We were all gathered to screen VESSEL, a fantastic documentary about Women on Waves, a Dutch organization made up of fearless doctors who sail international waters providing safe abortions for women in countries where such options do not exist. The women who run the organization and provide much-needed reproductive rights information and health services are an inspiring bunch, and the film is equal parts abortion politics and behind-the-scenes activist strategies and tactics.  

Before the screening I spoke for a few minutes about the new Cinema Politica book, and local organizers and a speaker from a high school reproductive rights group also spoke. After the film ended, the chairs were rearranged into a big circle and nearly 20 people stayed to have a post-screening discussion that impressively connected local concerns with issues in the film.

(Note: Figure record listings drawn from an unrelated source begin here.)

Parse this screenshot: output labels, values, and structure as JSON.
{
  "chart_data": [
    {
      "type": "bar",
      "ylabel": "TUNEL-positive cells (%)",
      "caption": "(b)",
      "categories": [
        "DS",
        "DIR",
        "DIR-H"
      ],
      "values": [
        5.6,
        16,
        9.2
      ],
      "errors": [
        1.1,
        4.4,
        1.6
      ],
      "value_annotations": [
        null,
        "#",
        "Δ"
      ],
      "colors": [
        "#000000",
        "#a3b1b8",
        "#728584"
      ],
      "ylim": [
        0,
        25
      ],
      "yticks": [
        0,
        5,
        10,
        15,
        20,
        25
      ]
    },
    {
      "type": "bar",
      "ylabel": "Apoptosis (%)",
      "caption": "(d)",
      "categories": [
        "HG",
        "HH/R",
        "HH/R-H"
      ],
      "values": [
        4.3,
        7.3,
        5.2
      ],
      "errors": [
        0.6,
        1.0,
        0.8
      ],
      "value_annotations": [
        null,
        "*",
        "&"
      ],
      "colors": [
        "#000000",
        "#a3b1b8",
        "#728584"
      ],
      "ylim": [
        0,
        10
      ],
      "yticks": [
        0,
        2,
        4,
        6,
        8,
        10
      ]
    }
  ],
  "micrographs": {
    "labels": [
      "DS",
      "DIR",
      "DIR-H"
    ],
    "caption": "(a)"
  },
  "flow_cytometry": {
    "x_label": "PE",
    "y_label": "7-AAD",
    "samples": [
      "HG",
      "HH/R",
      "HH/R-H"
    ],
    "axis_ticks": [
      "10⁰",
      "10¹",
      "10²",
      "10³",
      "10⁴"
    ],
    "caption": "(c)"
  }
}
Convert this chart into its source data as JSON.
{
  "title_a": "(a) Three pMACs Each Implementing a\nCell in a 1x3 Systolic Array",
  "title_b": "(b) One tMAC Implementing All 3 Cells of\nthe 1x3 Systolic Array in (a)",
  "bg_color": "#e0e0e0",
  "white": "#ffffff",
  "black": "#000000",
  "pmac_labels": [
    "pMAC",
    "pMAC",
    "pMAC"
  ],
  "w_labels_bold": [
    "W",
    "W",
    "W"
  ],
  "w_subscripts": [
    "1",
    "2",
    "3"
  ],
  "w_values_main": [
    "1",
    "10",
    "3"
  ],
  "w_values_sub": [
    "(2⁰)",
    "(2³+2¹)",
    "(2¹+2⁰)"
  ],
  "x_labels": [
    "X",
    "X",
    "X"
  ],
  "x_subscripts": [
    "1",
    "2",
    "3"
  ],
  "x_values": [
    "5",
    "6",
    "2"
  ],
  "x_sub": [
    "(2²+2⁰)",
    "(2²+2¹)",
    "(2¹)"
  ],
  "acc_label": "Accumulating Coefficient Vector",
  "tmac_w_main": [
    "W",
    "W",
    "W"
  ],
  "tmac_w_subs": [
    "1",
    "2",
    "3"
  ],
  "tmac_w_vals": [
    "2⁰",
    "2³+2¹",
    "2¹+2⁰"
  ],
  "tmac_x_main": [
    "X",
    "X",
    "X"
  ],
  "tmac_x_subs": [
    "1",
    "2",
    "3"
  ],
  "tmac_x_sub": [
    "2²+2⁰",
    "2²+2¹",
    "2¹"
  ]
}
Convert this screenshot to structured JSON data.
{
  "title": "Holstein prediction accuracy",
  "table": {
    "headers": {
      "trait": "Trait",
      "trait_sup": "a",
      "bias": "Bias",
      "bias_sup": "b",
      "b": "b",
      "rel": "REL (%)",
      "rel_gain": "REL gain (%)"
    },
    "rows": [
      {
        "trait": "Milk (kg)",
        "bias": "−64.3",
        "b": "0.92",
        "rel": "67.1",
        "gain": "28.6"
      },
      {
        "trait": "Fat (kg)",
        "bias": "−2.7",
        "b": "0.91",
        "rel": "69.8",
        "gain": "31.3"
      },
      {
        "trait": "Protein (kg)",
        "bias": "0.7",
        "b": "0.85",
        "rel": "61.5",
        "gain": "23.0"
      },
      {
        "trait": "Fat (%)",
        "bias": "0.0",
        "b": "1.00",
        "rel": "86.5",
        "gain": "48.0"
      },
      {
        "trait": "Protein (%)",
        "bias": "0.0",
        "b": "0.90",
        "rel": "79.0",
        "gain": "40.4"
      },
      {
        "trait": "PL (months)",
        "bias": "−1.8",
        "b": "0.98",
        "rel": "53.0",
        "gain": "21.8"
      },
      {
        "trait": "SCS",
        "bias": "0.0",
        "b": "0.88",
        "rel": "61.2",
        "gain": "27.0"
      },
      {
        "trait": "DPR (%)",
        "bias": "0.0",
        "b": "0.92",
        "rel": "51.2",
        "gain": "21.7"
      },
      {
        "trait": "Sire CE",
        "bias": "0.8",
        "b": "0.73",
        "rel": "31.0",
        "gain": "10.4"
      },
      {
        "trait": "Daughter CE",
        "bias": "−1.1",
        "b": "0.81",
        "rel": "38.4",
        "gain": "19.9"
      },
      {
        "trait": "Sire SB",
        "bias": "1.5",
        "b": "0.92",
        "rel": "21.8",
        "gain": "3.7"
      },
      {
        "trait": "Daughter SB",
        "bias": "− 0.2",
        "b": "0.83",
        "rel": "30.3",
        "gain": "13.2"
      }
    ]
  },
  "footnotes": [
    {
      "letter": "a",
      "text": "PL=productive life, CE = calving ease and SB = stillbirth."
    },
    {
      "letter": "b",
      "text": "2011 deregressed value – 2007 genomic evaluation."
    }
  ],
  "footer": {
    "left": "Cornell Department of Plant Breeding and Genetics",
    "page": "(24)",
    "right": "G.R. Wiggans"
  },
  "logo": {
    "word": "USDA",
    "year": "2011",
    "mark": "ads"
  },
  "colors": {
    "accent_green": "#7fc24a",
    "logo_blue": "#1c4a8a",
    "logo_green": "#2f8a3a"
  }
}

The Conserver House is also a stone’s throw from the abortion-providing Morgentaler Clinic, a vital resource that is now closing down due to lack of resources to keep it running. It turns out Dr. Morgentaler, while he was alive, was subsidizing the clinic to the tune of over a 100,000 dollars of his own money. Local activists in Fredericton have been engaged in a protracted battle around abortion services and women’s health, and it seems some steam has run out and public interest is waning on the issue. The anti-choice movement has of course played its usual role in distracting and draining energy from the fight for a woman’s right to choose and to accessible and safe services.

Much of this came up in the post-screening discussion, which lasted about an hour and was the kind of space created around a documentary film that reminded me of why we keep Cinema Politica going. This was “documentary activism” at its finest: multi-generational women and men from various walks of life, including Morgentaler’s sister-in-law and health-providers, engaged in a productive dialogue that took on a strategies and tactics, problem-solving shape. 

The conversation oscillated perfectly between local issues and what we had encountered in the documentary, and all who took part seemed, if not inspired, at least completely engaged in ‘talking through’ some of the key issues and challenges activists currently are up against in Fredericton.

I felt completely privileged to be part of the dialogue and the event as a whole. It was a revelatory moment when documentary and activism came together in an inclusive, productive, and politicized community space and spoke to the power of smaller, local events. 

Kudos to CP Fredericton for keeping the local strong and vital for nine years running, and I hope they’re still around in nine more, and by then are celebrating whatever progressive changes they have been part of in that community.